Dernier frein : le coût, lorsque les centaines de millions d’euros d’investissement dépassent les capacités de garantie des assureurs spécialisés. C’est une nouvelle fois dans le cas (d’école) du musée des Confluences qu’apparut, de façon aiguë, cette difficulté. Le sénateur Michel Mercier, alors président du Conseil général du Rhône et maître d’ouvrage du projet, avait ainsi déposé en 2006 un amendement plafonnant à 150 millions d’euros la garantie en responsabilité civile décennale pour toute construction destinée à un usage autre que l’habitation.

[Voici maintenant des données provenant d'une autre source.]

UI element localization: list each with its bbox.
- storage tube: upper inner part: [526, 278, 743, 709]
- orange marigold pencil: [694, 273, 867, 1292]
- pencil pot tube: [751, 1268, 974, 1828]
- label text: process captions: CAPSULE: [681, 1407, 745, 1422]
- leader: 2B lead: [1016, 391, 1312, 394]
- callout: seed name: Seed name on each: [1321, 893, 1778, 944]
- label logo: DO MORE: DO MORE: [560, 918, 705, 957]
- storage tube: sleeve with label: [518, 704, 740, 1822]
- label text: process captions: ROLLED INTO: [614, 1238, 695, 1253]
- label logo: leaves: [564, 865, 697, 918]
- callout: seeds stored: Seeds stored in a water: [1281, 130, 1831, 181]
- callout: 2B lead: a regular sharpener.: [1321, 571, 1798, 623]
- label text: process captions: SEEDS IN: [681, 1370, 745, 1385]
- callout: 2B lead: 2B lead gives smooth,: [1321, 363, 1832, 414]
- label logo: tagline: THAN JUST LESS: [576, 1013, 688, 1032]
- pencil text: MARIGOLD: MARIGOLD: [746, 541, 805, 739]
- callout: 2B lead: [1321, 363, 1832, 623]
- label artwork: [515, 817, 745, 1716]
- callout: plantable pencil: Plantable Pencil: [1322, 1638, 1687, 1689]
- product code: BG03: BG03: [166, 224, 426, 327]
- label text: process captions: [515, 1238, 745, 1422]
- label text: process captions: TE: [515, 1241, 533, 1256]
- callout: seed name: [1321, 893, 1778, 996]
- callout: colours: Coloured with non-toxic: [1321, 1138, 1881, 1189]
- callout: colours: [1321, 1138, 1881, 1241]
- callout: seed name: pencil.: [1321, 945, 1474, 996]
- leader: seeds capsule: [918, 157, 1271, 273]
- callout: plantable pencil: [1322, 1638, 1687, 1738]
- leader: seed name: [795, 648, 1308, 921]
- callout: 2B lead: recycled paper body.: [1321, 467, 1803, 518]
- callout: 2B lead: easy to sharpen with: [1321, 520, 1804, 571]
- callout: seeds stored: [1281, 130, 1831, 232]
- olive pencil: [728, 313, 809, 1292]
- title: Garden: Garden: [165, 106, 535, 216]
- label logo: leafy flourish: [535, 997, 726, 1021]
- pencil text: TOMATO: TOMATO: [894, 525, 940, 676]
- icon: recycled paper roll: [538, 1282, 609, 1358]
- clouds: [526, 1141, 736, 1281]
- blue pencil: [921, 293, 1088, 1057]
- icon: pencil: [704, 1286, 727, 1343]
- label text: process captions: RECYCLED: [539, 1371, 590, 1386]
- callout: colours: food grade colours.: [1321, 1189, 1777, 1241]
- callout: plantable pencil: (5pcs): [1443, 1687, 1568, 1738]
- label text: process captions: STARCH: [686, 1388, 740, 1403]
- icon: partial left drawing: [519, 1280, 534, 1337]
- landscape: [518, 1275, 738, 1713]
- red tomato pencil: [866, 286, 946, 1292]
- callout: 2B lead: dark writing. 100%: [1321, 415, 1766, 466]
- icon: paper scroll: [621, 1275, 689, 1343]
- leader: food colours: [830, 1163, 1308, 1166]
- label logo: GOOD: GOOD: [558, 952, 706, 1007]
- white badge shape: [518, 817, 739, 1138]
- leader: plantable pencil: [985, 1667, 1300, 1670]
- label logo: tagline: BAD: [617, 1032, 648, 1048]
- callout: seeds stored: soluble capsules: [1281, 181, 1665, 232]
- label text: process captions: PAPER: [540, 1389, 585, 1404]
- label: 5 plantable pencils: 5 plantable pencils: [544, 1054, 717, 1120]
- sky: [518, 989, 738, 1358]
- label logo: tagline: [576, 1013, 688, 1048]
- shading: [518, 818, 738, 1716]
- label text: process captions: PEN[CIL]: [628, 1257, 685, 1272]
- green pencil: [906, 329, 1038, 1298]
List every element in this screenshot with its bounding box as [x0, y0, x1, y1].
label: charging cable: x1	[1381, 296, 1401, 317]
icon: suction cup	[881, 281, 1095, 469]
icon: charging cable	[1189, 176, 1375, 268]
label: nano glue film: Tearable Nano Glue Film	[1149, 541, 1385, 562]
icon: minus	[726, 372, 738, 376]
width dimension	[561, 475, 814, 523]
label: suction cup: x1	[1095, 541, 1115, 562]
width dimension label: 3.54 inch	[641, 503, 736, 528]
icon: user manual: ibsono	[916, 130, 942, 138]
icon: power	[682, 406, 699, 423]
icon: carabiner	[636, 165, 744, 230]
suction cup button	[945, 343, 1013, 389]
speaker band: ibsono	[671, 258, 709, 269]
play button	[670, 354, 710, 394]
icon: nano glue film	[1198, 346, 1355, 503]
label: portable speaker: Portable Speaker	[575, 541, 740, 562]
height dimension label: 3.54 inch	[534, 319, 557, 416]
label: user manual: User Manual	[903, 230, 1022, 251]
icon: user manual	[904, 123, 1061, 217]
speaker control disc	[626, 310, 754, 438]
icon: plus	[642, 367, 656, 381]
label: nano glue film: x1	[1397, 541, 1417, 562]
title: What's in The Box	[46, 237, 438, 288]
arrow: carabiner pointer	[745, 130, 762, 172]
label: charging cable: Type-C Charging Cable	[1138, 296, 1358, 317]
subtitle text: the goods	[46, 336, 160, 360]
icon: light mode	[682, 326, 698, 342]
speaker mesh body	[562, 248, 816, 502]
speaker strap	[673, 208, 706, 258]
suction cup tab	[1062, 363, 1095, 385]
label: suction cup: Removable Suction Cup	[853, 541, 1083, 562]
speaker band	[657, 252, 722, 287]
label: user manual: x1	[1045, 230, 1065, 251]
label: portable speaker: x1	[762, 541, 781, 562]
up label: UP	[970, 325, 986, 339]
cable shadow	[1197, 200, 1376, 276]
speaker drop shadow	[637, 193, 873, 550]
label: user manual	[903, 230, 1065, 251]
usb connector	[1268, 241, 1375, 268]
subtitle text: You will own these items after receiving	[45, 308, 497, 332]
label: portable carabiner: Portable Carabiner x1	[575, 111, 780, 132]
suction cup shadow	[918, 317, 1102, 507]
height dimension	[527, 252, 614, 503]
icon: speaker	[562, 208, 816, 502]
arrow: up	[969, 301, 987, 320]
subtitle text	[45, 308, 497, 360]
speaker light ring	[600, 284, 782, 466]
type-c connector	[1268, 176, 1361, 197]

Les décrets d’application n’ont été publiés qu’en novembre 2009. Autre aménagement réglementaire, le contrat collectif de responsabilité décennale (CCRD), créé en 2008 en complément à l’amendement Mercier. Il met fin à une bizarrerie de la loi Spinetta, qui imposait aux assureurs de garantir le coût des réparations, quel qu’en soit le montant, pour chacun des constructeurs intervenant sur le chantier. Cette obligation conduisait à un cumul de garanties rendant difficile, voire impossible, l’assurance des bâtiments coûteux : le prix total de l’édifice multiplié par le nombre de constructeurs devait être provisionné. Le contrat collectif, dont le coût cumulé avec celui de l’assurance dommage ouvrage est de l’ordre de 1,5 % du coût total de la construction permet de résoudre ce problème et de fluidifier l’ensemble de l’opération en cas de sinistre. « On constate encore des blocages, constate Jean-François Allard, en particulier chez les maîtres d’ouvrage publics qui ne comprennent pas pourquoi ils doivent payer une assurance auparavant à la charge des entreprises ou des architectes. » Il reste à faire preuve de pédagogie pour inciter les maîtres d’ouvrage à faire sauter ces derniers verrous sur l’assurance des bâtiments exceptionnels, y compris au sein des administrations justement concernées par la gestion des finances publiques.